April 9, 2018

Tom Wolfe

Tom Wolfe

This week, New York Magazine is celebrating its fiftieth anniversary. To celebrate, it’s running an oral history, with quotes from editors and contributors, including Tom Wolfe, Gloriam Steinem, Gail Sheehy, Michael Wolff, and Frank Rich. In the first issue, which came out on April 8, 1968, Tom Wolfe wrote about accents and status, and Arthur C. Clarke wrote about Stanley Kubrick’s 2001: A Space Odyssey.

William T. Vollmann’s new books about nuclear- and carbon-based fuels should “scare the hell out of you.”

Amazon’s TV adaptation of the Lord of the Rings could wind up costing more than $1 billion to make.

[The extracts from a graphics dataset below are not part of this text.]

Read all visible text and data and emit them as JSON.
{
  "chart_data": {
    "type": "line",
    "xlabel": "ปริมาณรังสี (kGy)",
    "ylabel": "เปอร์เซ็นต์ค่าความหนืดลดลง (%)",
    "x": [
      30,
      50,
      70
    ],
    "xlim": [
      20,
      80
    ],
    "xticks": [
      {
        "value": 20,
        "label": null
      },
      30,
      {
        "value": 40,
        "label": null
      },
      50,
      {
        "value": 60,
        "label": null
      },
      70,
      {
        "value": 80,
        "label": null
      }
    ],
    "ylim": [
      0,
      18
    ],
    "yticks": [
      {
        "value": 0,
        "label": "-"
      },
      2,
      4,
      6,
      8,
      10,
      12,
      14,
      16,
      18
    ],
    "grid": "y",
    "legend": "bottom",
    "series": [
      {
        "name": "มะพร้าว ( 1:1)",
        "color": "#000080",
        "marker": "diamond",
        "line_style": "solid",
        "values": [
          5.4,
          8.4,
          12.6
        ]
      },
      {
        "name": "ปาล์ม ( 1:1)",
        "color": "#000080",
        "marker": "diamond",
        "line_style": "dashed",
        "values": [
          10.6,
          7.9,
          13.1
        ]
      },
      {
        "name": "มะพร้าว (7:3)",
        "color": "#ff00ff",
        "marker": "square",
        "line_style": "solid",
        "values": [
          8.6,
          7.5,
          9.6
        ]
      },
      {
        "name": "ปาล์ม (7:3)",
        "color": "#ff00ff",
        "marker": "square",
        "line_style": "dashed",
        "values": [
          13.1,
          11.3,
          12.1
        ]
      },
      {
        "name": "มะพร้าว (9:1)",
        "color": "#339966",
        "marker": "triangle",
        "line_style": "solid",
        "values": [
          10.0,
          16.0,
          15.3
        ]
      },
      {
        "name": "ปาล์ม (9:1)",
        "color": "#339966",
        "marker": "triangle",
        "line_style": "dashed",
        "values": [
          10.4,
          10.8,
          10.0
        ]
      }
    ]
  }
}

In the wake of the rapid departure of controversial right-wing columnist Kevin Williamson—who written, among other things, that “the law should treat abortion like any other homicide”—the Atlantic says it will be more thorough in its vetting of future hires.

In January, the New York Times Book Review announced its plans to stop publishing the Bestseller List for graphic novels. But the review is continuing to take comics seriously: It recently hired Ed Park and Hillary Chute to write a new column about graphic novels, which will start this month.

Novelist Anthony Marra, author of The Tsar of Love and Techno, has won the 2018 Simpson Family Literary Prize, which supports mid-career authors.